Après le titrage des piliers susmentionnés le passage précoce et si possible standard de l’ IECA à l’ ARNI s’ impose, s’ il existe encore au moins une symptomatologie NYHA II. Lors du passage d’ un IECA à l’ ARNI, une pause thérapeutique de 36 heures doit être observée en raison du risque d’ angio-œdème. Lors du passage d’ un ARA à l’ ARNI, cette pause thérapeutique n’ est pas nécessaire. Si un IECA a été toléré à au moins la moitié de la dose cible, on peut commencer par le sacubitril/valsartan 2x100mg/d et passer à 2x200mg après 2 semaines. Sinon, la dose de départ est de 2x50mg/d. La réduction de la pression artérielle sous sacubitril/valsartan peut être plus importante que sous IECA (6). Cependant, même chez les patients avec une pression artérielle relativement basse le changement de médicaments doit être effectué. La réduction absolue du risque de décès cardiovasculaire ou d’ hospitalisation pour insuffisance cardiaque dans ce groupe de patients est particulièrement élevée si l’ ARNI est utilisé avec succès (17). Pourtant, l’ introduction doit se faire à très faible dose et de manière lente.
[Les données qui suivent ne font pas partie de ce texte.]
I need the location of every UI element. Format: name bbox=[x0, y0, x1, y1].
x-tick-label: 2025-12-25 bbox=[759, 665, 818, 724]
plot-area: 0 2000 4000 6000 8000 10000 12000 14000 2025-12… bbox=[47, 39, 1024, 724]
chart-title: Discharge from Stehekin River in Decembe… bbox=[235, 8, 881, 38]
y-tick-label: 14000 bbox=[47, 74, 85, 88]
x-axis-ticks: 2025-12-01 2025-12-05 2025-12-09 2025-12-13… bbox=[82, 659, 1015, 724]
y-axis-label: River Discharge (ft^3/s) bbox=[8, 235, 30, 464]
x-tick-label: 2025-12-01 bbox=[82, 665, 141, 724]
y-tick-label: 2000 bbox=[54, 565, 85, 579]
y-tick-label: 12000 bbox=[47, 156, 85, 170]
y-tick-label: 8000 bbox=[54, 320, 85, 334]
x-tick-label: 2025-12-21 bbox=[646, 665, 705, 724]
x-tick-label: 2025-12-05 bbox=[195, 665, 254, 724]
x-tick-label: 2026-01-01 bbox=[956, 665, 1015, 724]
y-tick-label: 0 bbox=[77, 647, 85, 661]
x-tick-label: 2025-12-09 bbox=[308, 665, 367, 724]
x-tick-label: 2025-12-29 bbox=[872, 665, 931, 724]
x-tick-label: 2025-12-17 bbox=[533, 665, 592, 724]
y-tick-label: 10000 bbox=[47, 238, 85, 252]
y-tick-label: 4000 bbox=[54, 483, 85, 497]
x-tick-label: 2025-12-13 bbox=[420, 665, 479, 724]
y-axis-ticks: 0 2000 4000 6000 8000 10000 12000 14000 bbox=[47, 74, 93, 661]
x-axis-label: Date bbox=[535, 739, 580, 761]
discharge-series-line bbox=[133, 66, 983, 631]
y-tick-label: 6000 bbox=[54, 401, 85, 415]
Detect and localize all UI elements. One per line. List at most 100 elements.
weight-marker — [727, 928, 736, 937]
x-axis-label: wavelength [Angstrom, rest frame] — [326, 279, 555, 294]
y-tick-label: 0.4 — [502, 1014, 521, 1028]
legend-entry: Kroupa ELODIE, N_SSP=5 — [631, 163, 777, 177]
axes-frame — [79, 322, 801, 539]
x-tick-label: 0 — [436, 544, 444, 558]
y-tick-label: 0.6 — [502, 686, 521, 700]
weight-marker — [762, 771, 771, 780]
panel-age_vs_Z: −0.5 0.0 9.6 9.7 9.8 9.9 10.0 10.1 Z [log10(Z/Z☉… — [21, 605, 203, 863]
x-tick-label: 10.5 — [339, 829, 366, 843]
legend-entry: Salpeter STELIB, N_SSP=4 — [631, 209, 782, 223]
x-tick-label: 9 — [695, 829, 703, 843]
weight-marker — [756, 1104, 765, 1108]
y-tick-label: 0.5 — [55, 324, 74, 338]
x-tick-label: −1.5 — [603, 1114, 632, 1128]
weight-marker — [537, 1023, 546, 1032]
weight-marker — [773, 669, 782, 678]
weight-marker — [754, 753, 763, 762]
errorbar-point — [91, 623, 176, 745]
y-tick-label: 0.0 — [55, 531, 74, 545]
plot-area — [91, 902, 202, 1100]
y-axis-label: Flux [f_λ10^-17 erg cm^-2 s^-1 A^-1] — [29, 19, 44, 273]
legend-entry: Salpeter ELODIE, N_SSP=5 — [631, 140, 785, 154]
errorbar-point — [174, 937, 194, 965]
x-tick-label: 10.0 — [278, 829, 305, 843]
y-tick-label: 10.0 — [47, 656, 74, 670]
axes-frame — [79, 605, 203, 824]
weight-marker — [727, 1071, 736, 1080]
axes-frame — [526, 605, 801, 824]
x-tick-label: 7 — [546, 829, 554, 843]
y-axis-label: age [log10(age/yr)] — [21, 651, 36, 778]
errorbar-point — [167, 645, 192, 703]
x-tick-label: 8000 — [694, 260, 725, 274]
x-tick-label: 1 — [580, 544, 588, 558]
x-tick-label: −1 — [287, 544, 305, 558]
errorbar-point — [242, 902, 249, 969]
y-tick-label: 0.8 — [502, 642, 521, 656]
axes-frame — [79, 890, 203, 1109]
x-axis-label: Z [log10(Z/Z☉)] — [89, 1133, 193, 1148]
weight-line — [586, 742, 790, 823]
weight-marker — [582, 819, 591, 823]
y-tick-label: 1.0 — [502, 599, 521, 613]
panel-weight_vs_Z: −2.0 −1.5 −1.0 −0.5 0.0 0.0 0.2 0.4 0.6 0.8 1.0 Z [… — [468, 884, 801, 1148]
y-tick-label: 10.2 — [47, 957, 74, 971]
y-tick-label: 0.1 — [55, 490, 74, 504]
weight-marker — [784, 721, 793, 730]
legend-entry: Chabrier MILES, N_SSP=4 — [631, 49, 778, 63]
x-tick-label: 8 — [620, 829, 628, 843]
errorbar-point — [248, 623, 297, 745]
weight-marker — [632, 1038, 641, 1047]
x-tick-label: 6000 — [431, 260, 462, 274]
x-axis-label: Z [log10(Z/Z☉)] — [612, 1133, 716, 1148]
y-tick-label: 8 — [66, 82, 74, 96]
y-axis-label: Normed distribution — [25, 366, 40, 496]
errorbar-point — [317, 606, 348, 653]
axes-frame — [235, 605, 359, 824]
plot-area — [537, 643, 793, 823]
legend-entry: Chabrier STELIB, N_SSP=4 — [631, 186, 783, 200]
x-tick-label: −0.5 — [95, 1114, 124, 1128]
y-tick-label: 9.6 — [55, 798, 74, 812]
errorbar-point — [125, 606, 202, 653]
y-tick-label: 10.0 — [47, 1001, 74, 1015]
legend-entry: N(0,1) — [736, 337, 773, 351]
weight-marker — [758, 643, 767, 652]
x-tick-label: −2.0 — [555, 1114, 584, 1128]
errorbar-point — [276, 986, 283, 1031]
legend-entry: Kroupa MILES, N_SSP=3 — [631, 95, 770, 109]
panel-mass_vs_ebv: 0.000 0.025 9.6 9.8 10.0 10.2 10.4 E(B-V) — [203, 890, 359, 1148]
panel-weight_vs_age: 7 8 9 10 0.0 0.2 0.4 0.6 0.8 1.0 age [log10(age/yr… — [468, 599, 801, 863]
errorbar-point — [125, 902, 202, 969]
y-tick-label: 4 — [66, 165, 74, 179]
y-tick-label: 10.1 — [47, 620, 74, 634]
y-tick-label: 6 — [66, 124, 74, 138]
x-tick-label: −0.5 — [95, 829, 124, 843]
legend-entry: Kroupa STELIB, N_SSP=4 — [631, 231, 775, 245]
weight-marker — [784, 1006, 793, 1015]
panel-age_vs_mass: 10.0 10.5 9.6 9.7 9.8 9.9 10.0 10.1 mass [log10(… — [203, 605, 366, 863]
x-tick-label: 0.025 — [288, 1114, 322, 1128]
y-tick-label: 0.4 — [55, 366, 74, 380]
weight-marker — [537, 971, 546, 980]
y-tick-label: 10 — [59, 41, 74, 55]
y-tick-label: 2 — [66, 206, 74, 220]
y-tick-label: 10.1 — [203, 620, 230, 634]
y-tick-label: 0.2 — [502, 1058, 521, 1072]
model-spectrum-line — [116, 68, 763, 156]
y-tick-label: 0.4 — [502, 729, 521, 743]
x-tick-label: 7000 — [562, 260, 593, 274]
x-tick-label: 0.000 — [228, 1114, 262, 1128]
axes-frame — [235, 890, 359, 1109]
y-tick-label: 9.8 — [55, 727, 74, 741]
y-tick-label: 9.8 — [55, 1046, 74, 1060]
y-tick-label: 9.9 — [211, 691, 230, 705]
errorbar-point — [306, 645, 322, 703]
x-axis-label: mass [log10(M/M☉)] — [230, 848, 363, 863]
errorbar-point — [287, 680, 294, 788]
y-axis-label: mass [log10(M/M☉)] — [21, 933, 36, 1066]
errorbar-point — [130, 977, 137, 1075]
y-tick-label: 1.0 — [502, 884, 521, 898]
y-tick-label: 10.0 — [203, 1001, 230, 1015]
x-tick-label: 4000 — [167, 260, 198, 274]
Chez le patient de la vignette clinique initiale, l’ ensemble du traitement des quatre piliers a pu être mis en œuvre jusqu’ aux doses cible et l’ IECA remplacé avec succès par l’ ARNI. La FEVG s’ est améliorée de manière substantielle. Elle a été évaluée à 40 % lors de l’ échocardiographie de suivi après 6 mois de traitement. Le patient ne présente plus de symptômes cardiaques. La poursuite du traitement sans réduction des doses est maintenant essentielle.

Dr méd. Marc Buser
Dr méd. Christian Gall
Dre méd. Eva Scheler
Pr Dr méd. Hans Rickli
Pr Dr méd. Micha T. Maeder
Clinique de Cardiologie, Hôpital Cantonal de St. Gall
Rorschacherstrasse 95, 9007 St. Gall
Correspondance : micha.maeder@kssg.ch

Article traduit de « der informierte arzt » 04-2022

Copyright Aerzteverlag medinfo AG

Dr méd. Marc Buser

Clinique de Cardiologie
Hôpital Cantonal de St. Gall
Rorschacherstrasse 95
9007 St. Gall

Pr Dr méd. Micha T. Maeder

Clinique de Cardiologie
Hôpital Cantonal de St. Gall
Rorschacherstrasse 95
9007 St. Gall

micha.maeder@kssg.ch

Les auteurs n’ ont déclaré aucun conflit d’ intérêt en relation avec cet article.

◆ Le traitement médicamenteux moderne de l’ insuffisance cardiaque avec fonction systolique réduite (HFrEF) consiste en un traitement de base à quatre piliers, efficace sur le plan pronostique et symptomatique.
◆ Les quatre piliers thérapeutiques doivent d’ abord être établis en
parallèle à faible dose et ne seront titrés qu’ ensuite à la dose cible
respective. Ensuite, on passe de l’IECA à l’ARNI.
◆ Si la FEVG ≤35 % persiste sous traitement de base établi, avec une dyspnée NYHA ≥II, d’ autres options doivent être envisagées (thérapies à l’ aide de dispositifs, autres possibilités de traitement médicamenteux et non médicamenteux).